Alice Holloway Young, born in Warren County, North Carolina, received a Bachelor’s degree from Bennett College, and Masters and Doctoral degrees in education supervision and administration from the University of Rochester. She began her career with the Rochester City School District in 1952, pioneering as an African-American educator over the next four decades.
Dr. Young’s impact on the Rochester City School District is immeasurable. She was one of the District's first African-American teachers, the only African-American reading specialist in the District at the time, the first African-American vice principal and principal of elementary schools, and the first Title I director. Dr. Young wrote and supervised the District's first integration programs, including the Urban Suburban Program, which continues to grow to this day.

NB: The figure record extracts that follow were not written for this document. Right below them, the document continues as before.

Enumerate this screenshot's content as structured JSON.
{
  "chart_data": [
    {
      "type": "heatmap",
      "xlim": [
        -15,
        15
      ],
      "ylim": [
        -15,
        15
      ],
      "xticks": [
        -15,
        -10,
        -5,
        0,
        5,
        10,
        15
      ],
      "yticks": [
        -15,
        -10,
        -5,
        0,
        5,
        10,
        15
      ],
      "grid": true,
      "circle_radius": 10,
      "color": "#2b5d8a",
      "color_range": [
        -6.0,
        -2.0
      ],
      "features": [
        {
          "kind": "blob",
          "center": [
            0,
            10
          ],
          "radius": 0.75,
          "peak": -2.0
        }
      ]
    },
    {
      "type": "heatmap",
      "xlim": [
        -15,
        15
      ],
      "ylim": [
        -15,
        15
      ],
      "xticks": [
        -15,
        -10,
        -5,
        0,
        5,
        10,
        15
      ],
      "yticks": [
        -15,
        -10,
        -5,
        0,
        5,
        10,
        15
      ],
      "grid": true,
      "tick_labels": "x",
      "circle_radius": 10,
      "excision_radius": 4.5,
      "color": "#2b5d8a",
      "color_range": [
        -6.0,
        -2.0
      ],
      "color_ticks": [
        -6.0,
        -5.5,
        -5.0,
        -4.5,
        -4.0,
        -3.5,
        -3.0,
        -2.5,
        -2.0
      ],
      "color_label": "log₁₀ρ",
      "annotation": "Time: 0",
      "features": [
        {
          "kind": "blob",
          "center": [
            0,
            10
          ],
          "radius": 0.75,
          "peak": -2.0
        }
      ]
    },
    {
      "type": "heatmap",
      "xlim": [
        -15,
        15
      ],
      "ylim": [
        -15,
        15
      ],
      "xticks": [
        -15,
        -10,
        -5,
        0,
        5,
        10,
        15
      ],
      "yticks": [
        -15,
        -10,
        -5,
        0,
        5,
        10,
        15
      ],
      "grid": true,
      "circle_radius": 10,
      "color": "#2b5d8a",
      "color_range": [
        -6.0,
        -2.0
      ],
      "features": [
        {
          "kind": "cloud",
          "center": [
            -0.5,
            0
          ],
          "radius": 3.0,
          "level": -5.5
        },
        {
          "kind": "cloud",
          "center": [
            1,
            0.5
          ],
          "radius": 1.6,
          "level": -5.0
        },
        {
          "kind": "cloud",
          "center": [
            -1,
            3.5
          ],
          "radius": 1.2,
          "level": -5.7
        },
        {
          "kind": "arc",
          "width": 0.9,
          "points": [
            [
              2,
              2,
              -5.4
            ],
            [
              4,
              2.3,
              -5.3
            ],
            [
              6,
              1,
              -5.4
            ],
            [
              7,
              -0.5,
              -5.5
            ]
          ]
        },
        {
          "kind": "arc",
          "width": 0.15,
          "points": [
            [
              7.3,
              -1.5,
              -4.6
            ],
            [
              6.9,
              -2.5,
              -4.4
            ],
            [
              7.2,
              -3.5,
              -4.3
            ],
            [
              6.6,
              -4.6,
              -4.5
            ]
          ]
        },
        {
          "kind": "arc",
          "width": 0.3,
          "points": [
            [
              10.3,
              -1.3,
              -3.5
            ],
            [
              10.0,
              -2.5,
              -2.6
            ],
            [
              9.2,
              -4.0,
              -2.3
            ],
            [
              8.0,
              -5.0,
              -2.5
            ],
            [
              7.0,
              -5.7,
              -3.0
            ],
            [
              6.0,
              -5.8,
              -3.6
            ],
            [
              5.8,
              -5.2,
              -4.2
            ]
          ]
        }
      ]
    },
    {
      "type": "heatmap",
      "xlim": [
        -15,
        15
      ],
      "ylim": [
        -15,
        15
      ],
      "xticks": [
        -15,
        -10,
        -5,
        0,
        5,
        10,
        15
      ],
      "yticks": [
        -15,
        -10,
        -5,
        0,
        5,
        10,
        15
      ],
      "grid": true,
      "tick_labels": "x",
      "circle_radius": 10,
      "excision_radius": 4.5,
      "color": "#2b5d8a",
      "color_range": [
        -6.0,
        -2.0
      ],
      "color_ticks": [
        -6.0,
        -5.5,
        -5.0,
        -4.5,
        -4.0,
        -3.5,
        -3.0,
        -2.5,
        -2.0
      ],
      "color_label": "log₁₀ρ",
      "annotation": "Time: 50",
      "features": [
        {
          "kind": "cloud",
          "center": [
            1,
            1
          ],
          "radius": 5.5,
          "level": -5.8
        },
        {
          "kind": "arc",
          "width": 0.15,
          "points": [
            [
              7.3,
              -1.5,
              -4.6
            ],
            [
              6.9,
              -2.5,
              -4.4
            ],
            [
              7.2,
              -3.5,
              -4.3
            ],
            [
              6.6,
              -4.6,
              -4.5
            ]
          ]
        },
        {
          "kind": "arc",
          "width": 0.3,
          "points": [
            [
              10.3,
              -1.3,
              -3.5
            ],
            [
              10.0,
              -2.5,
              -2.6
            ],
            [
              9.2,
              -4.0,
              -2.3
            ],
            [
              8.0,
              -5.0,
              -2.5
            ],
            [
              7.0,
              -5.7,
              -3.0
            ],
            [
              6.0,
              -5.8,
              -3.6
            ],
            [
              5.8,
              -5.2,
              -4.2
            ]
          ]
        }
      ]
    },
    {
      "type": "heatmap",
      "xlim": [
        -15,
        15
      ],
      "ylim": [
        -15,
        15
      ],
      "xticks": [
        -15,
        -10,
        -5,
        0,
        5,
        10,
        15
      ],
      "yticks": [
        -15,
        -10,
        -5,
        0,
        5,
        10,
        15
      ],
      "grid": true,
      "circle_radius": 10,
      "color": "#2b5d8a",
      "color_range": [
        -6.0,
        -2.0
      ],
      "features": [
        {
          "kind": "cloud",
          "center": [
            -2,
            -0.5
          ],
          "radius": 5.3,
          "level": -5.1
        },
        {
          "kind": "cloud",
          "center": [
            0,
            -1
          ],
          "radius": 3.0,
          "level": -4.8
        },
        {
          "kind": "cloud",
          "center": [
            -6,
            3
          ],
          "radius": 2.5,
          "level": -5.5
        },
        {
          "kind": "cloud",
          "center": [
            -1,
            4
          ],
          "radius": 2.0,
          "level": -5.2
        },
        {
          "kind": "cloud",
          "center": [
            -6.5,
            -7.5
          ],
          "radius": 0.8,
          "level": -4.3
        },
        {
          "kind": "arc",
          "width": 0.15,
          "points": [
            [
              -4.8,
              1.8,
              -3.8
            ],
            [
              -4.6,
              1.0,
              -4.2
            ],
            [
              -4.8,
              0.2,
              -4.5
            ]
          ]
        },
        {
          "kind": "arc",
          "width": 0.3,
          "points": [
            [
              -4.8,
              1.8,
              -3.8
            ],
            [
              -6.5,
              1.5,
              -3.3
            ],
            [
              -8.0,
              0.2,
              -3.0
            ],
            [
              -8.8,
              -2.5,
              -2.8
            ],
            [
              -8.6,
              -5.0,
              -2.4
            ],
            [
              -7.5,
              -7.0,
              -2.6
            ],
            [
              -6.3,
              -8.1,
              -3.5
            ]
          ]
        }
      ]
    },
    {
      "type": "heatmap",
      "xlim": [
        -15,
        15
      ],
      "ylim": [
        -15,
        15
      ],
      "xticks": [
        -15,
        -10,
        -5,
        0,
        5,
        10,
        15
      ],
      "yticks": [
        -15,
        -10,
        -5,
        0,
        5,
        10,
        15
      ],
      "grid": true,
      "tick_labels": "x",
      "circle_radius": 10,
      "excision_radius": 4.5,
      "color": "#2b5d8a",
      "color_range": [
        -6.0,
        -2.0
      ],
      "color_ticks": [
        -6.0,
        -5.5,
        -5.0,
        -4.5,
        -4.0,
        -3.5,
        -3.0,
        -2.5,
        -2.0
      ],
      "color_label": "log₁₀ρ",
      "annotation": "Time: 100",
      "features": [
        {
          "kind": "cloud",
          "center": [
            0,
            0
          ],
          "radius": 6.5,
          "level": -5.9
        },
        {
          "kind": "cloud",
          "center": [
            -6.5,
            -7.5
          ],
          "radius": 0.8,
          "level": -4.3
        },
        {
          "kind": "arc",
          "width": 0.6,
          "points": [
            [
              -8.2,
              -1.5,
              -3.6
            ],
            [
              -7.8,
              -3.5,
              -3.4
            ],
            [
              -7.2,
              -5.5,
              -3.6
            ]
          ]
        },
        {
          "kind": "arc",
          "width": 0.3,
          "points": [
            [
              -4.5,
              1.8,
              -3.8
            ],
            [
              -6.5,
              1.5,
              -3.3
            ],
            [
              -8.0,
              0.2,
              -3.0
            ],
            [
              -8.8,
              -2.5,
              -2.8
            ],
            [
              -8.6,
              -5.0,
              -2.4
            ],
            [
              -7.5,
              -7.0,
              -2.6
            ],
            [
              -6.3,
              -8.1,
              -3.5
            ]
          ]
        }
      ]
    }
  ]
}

The recipient of many awards during the past 50 years, Dr. Young continues to be recognized for her unparalleled dedication to the field of education. She is a former fellow at R.I.T., a charter member of the Athenaeum and a former president of the five county Rochester Area Chapter of Phi Delta Kappa Fraternity, the Delta Kappa Gamma International Education Society and the Rochester Chapter of The Links, Incorporated.
Dr. Young was named trustee in 1961, helped to establish Monroe Community College, served as a chair of its trustees for 20 consecutive years (1978-1998) and was recognized as the trustee who has served New York State community colleges the longest.
Dedicating her life to “breaking down fences so that others may shine,” The Alice H. Young Teaching Internship for Ethnic Minority Graduate Students and The Alice Holloway Young Society for Charitable Giving are both named in Dr. Young’s honor.